Vincent de Gaulejac n’a pas la nostalgie de la lutte des
classes. Il y a un éclatement de la classe ouvrière,
qu’on peut observer aux résultats du PC. Il existe
une nostalgie d’un monde où on pouvait identifier le
pouvoir. Aujourd’hui il faut faire une analyse de l’abstraction
et de l’invisibilité du pouvoir. En effet l’hyperbourgeoisie
aussi peut éclater. Il faut aller voir les traders, et leurs
fonctionnements. Vincent de Gaulejac dénonce non la performance
mais sa perversion, la perte de sens, le toujours plus. Par exemple
quand le PDG de Danone décide il y a quelque année
d’être numéro un, cela signifie abandonner les
secteurs où Danone ne l’est pas. Y compris LU, usine
qu’a visité Jospin lors de sa campagne et où
interpellé par une femme qui avait perdu son emploi pour
savoir ce que la gauche avait fait pour elle, il répond qu’il
a baissé les chiffres du chômage. Là où
on parle d’existence sociale, il reste dans le chiffre. De
même, donner l’exemple de Zidane aux jeunes gens des
quartiers nord de Marseille sans emploi c’est d’une
violence symbolique inouïe.
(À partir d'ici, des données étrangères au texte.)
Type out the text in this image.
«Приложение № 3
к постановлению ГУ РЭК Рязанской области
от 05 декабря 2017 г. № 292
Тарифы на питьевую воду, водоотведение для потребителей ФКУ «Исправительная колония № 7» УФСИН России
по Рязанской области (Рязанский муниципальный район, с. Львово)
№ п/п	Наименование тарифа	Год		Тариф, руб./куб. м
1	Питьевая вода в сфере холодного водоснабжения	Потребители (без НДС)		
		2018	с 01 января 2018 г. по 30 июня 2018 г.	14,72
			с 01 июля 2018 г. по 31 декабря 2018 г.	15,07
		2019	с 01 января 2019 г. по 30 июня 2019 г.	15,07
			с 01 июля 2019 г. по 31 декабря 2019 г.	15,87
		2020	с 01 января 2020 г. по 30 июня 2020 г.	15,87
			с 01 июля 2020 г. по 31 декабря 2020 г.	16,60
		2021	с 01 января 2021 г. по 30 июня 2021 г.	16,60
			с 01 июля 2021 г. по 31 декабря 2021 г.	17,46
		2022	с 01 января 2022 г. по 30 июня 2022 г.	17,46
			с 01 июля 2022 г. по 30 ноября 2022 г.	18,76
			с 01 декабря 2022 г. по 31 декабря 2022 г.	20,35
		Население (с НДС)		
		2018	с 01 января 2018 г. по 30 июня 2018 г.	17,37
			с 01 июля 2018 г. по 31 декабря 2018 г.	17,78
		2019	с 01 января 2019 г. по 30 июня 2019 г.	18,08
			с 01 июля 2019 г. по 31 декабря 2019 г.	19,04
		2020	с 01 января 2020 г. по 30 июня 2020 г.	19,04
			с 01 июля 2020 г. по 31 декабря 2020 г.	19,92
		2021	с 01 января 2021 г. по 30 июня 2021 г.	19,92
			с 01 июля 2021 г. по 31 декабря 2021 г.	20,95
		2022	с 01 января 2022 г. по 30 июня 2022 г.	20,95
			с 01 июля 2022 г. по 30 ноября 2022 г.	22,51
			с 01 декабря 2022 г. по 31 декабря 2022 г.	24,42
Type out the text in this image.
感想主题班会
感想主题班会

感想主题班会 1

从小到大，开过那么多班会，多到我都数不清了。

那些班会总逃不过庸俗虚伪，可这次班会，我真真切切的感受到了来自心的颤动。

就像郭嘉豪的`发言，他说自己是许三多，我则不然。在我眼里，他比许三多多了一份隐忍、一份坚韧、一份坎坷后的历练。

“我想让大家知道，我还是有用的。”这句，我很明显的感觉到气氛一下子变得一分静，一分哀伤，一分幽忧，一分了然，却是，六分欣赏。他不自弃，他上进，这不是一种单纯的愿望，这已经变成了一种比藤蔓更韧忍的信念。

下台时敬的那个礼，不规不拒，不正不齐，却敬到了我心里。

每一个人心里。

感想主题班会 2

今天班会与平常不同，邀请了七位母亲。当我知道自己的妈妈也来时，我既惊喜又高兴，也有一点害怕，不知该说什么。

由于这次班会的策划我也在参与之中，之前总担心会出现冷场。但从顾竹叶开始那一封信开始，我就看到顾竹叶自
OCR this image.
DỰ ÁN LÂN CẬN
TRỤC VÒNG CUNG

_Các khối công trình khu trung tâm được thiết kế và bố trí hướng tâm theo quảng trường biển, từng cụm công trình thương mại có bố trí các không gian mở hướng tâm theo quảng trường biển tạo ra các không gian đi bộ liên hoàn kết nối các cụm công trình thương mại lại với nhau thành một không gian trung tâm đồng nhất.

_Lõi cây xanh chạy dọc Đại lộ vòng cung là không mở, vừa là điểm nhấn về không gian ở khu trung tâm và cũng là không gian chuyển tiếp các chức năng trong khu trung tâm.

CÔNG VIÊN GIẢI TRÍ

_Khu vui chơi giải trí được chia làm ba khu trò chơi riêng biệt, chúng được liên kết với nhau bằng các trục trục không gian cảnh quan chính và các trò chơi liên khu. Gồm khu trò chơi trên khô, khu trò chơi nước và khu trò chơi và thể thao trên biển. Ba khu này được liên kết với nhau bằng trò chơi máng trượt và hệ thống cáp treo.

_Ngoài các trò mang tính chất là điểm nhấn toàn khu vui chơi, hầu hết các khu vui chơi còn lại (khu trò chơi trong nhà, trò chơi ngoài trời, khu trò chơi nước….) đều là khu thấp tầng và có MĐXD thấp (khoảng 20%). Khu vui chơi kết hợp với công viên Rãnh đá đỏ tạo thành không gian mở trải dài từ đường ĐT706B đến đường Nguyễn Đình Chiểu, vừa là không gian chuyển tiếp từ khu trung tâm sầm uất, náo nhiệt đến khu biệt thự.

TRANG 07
Un gagnant produit toujours des
perdants. De même on est toujours pour l’avancement
au mérite. Mais il produit le harcèlement, et il ne
suffit pas ensuite d’arrêter celui qui harcèle
pour faire cesser le harcèlement.
Concernant les remèdes :
le premier point est de savoir si on d’accord sur le diagnostique.
Ensuite, il s’agit de sortir du paradoxe, par la déconstruction
du discours, car on a toujours tendance à intérioriser
les paradoxes qui nous sont imposés.
Il faut passer au collectif. L’entreprise individualise.
Les syndicats ont abandonné la lutte sur les conditions de
travail, et refuse d’en parler pour ne pas faire face à
leur échec.
Il faut changer de paradigme et mener une bataille idéologique
majeure contre l’idéologie gestionnaire qui dit qu’il
faut toujours mesurer l’activité humaine. Il faut donner
aux gens le moyen de comprendre pourquoi ils vont mal.
Refuser le culte de l’urgence. Le pouvoir n’est dans
ce cas pas une personne mais un ensemble de mesures et d’actions
qui prend cohérence à postériori non voulue.
Dans ce système la jouissance est toujours après,
c’est un mouvement auquel on peut opposer le désœuvrement.
Bergson : “seul l’immobilisme permet de penser”.
Il faut alléger la pression.
Il faut mettre l’économie au service de la société
et ne pas attendre la croissance pour faire du social.